PepsiCo sues Pepsi Bottling Group over meeting

MILWAUKEE — Soft drink maker PepsiCo Inc. said Monday it is suing its largest bottler, marking the company’s first move since Pepsi Bottling Group and another bottler rejected takeover bids last week.

PepsiCo said in a statement that Somers, N.Y.-based Pepsi Bottling intentionally failed to notify it of a recent board meeting where a shareholder rights plan was approved. Those plans, known as “poison pills,” are used to try to hold off hostile takeover attempts by making it more expensive for the suitor to acquire shares.

Purchase, N.Y.-based PepsiCo said in the suit filed in Delaware the action should be invalid. It’s asking for declaratory and injunctive relief.

A spokesman at Pepsi Bottling did not immediately return a message left seeking comment Monday.

Pepsi Bottling and PepsiAmericas last week rejected PepsiCo’s $6 billion takeover bid, saying it undervalues them.

PepsiCo said Monday it continues to believe its offers are fair.

The company, maker of brands like Gatorade, Pepsi colas and Tropicana juices, first made the offer in April, and has maintained that the deal would help transform its business and help it save at least $200 million a year before taxes.

The company says it will be able to respond more quickly to a changing marketplace, one where consumers are focusing less on soft drinks and more on juices and teas. If the sale went through, PepsiCo would control 80 percent of its total North American beverage volume. The company owns about 33 percent of Pepsi Bottling Group and 43 percent of Minneapolis-based PepsiAmericas.

At the company’s annual shareholder meeting last week — just days after the first rejection — Chief Executive Indra Nooyi told shareholders she wanted PepsiCo to own the bottlers, though she did not comment on raising the offer.

Pepsi Bottling Group was the first to reject the deal, calling it “grossly inadequate” last week. Three days later, PepsiAmericas also rejected the offer, saying it was “not acceptable and is not in the best interest of the company’s shareholders.”

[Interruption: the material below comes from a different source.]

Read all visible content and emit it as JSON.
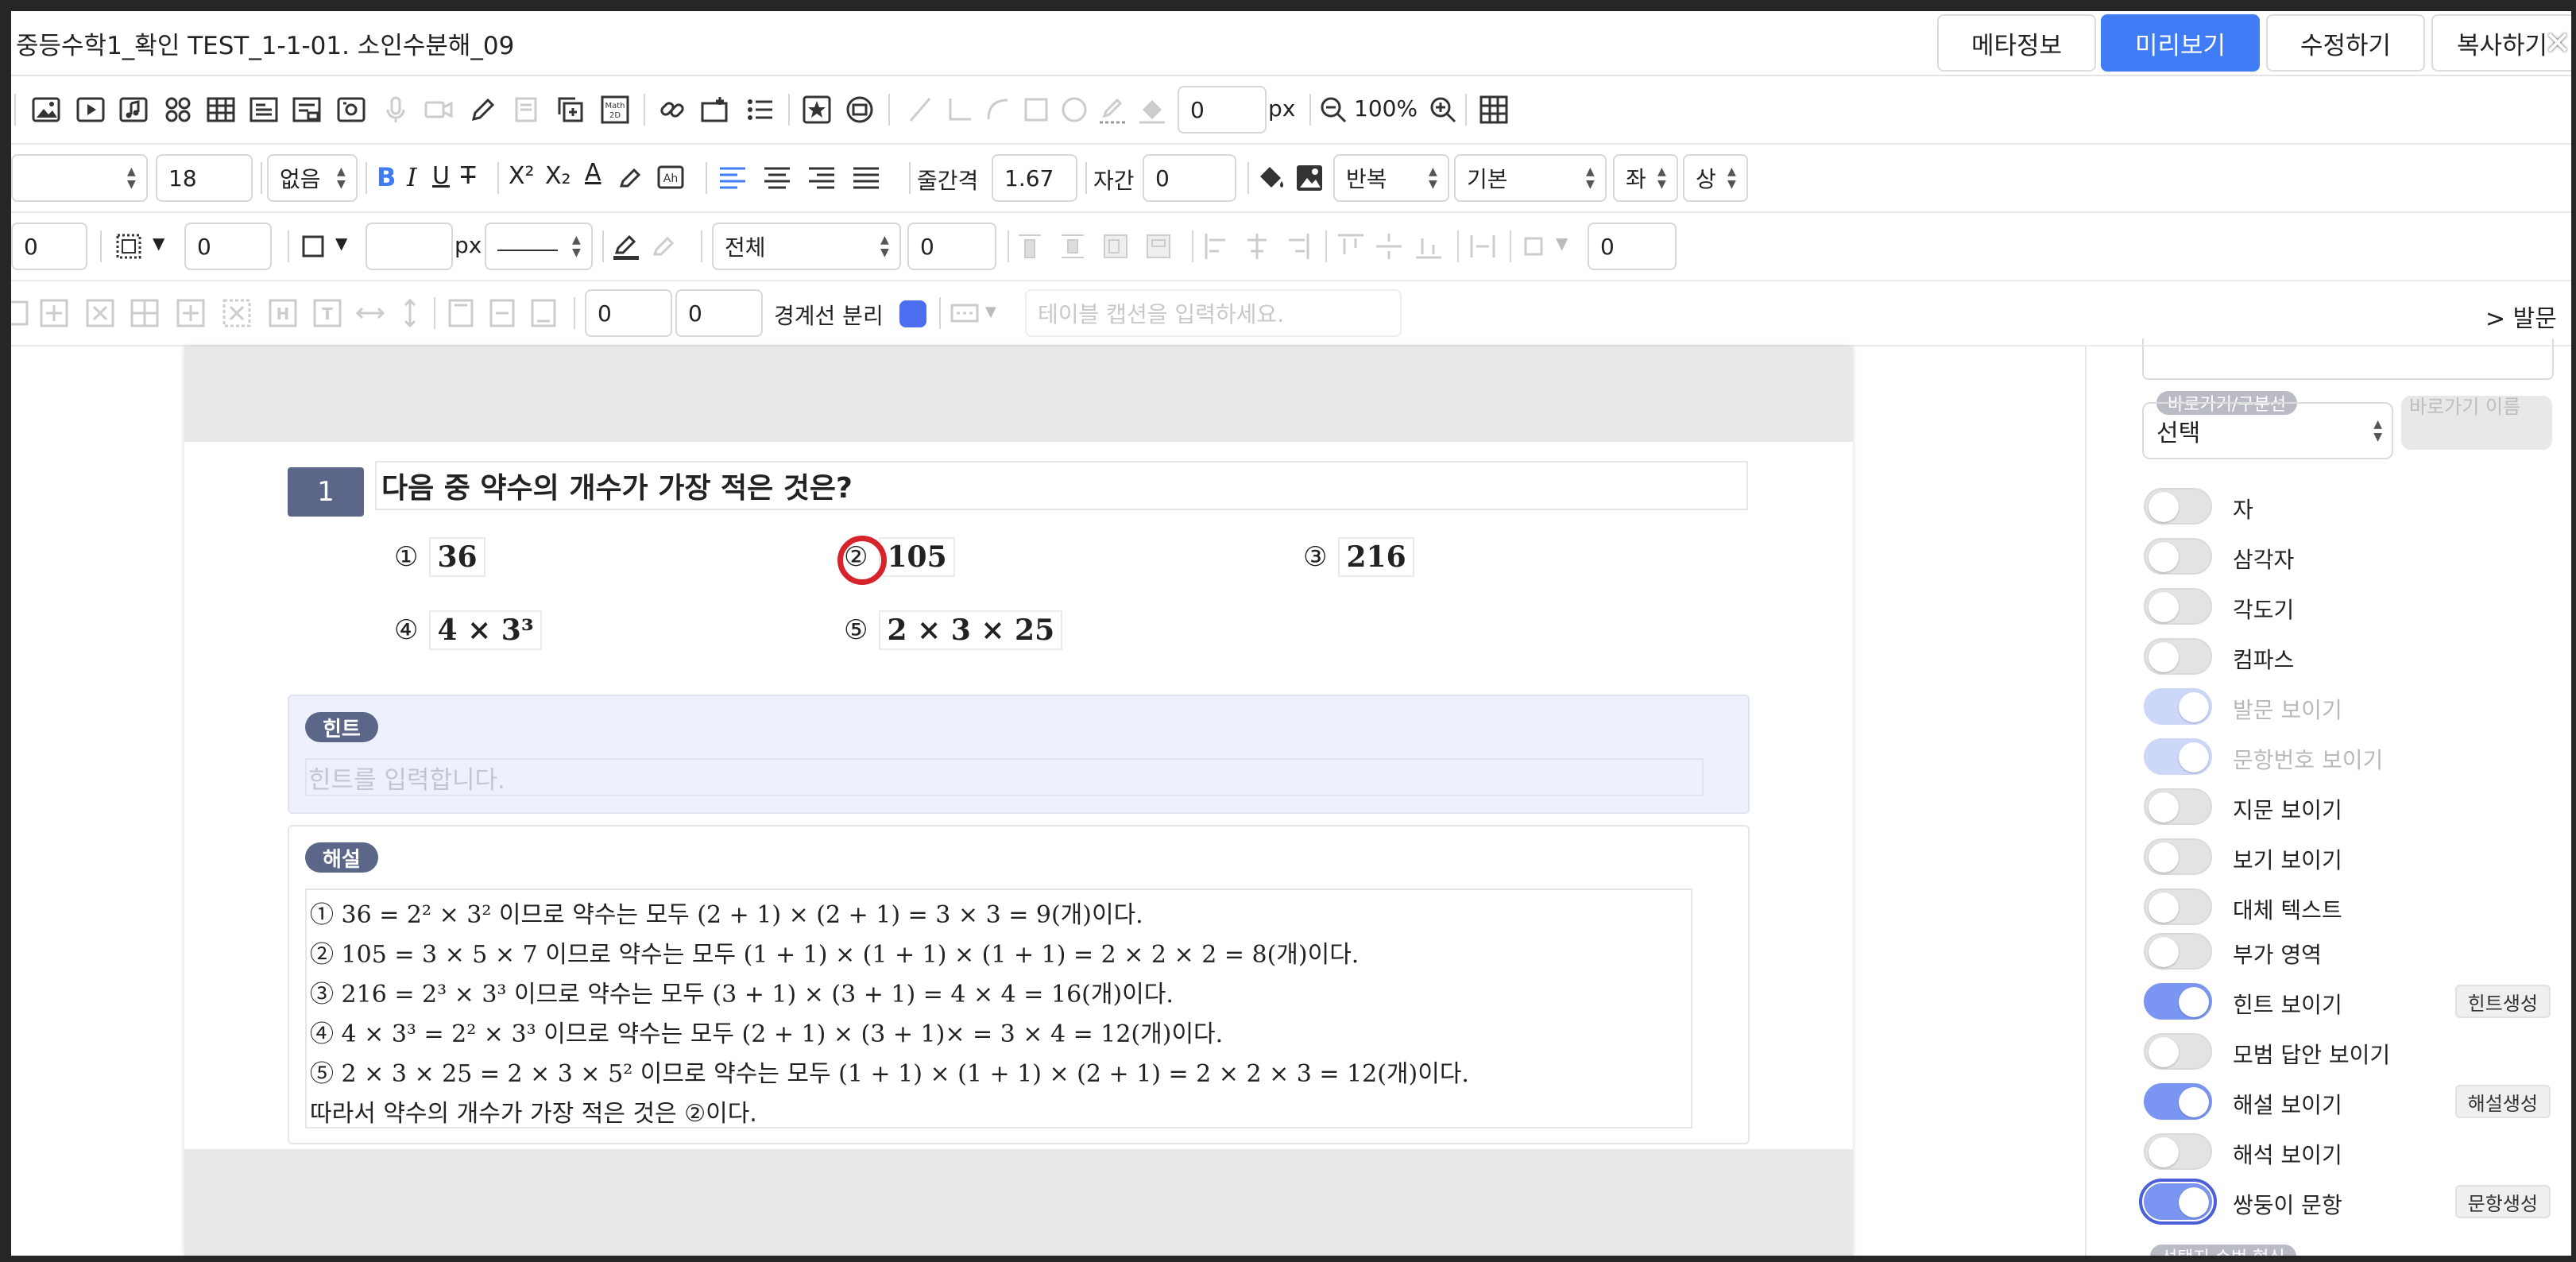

That company, too, announced it had extended a shareholders rights plan to May 2010, which is another way to hold off hostile takeover attempts.

Analysts have said PepsiCo was likely to save more than $200 million a year and that the deal will go through if it offers more than the original $6 billion.

PepsiCo’s offer equates to $29.50 per for share for Pepsi Bottling Group and $23.27 per share for PepsiAmericas.

Shares of Pepsi Bottling fell 18 cents to $32.02 in midday trading Monday while shares of PepsiCo rose 15 cents to $49.90. Shares of PepsiAmericas fell 21 cents to $25.27.